JP-A-4-98784 discloses that, in a wafer heating apparatus wherein a single resistance heating element is buried in a ceramic plate, temperature-measuring points are positioned on the wafer heating surface of the ceramic plate at a distance of about 1/√2 times a radius of a wafer heating region on the ceramic plate from the center of the wafer heating region in order to prevent the temperatures on a heating region for heating the wafer from deviating from an optimal value.
JP-A-2001-85144 discloses a wafer heating apparatus 21 as shown in FIG. 9 wherein, as a temperature sensor, a thermocouple with a wire size of less than 0.5 mm is inserted in a recess 23, having a depth of 2 mm and a diameter of 1.2 mm, formed in the ceramic plate 22 of a thickness of 3 mm, which recess is then sealed with a heat-resistant resin.
In JP-A-2002-100559 or JP-A-2001-338862, a wafer heating apparatus is described in which a recess is formed in the ceramic plate and then a temperature sensor is press-fixed with a fixing member.
However, it is required that, in a ceramic plate used for a wafer heating apparatus that processes wafers one by one, which has recently attracted public attention, its thickness is required to be reduced to 2-5 mm in order to shorten the processing time for one wafer. Thus, the processing time must be adjusted so that a cycle time for heating and cooling is shortened. However, in order to uniformly heating the whole surface of a wafer in the range of plus or minus 0.5° C., there was a problem that the object of uniformly heating the wafer cannot be achieved only by providing a temperature sensor in a ceramic plate in a conventional manner.
In the wafer heating apparatus, even if the temperature sensor 150 is disposed in a manner so as to be parallel to the mounting surface 40a of the plate 40, on which a wafer W is mounted, as disclosed in JP-A-9-45652, the plate 40 made of metal has a large thickness of 30 mm or more and thus it was not possible to raise or reduce the temperature of the plate 40 rapidly.

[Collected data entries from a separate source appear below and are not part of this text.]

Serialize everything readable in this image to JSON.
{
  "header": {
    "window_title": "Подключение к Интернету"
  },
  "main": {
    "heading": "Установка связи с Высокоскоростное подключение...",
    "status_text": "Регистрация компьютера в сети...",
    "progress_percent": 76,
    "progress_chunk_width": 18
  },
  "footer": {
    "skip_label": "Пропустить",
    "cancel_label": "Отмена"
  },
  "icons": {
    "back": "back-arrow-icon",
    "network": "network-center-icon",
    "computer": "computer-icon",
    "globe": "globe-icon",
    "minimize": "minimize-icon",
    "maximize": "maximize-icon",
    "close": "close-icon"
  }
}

Furthermore, heat is dissipated to the outside of the plate 40 from the body of the temperature sensor 150 or the connecting member to the temperature sensor 150, so that the temperatures of the temperature measuring portions are lowered, or the temperature sensor 150 cannot surely be thermally connected to the upper surface of the recess 41 of the plate 40. Therefore, there was a problem that the temperatures of the plate 40 and the wafer W cannot accurately be measured.
The temperature of the wafer W has poor responsiveness to the temperature set depending on the distance from the resistance heating element fitted to the plate 40 or the distance from the mounting surface 40a to the temperature sensor 150 and thus the temperature varies, and it takes a long time to control the Wafer W at a uniform temperature. Thus, there was a problem that the processing time for the wafer increased.
Furthermore, a wafer heating apparatus wherein a thermocouple is connected to the ceramic plate described in the above JP-A-2002-100559 and JP-A-2001-338862 is easily affected by noise due to a change in the outside temperature and so on and thus there was difficulty in controlling the wafer W into an extremely uniform temperature for example, within a temperature difference of less than 0.1° C.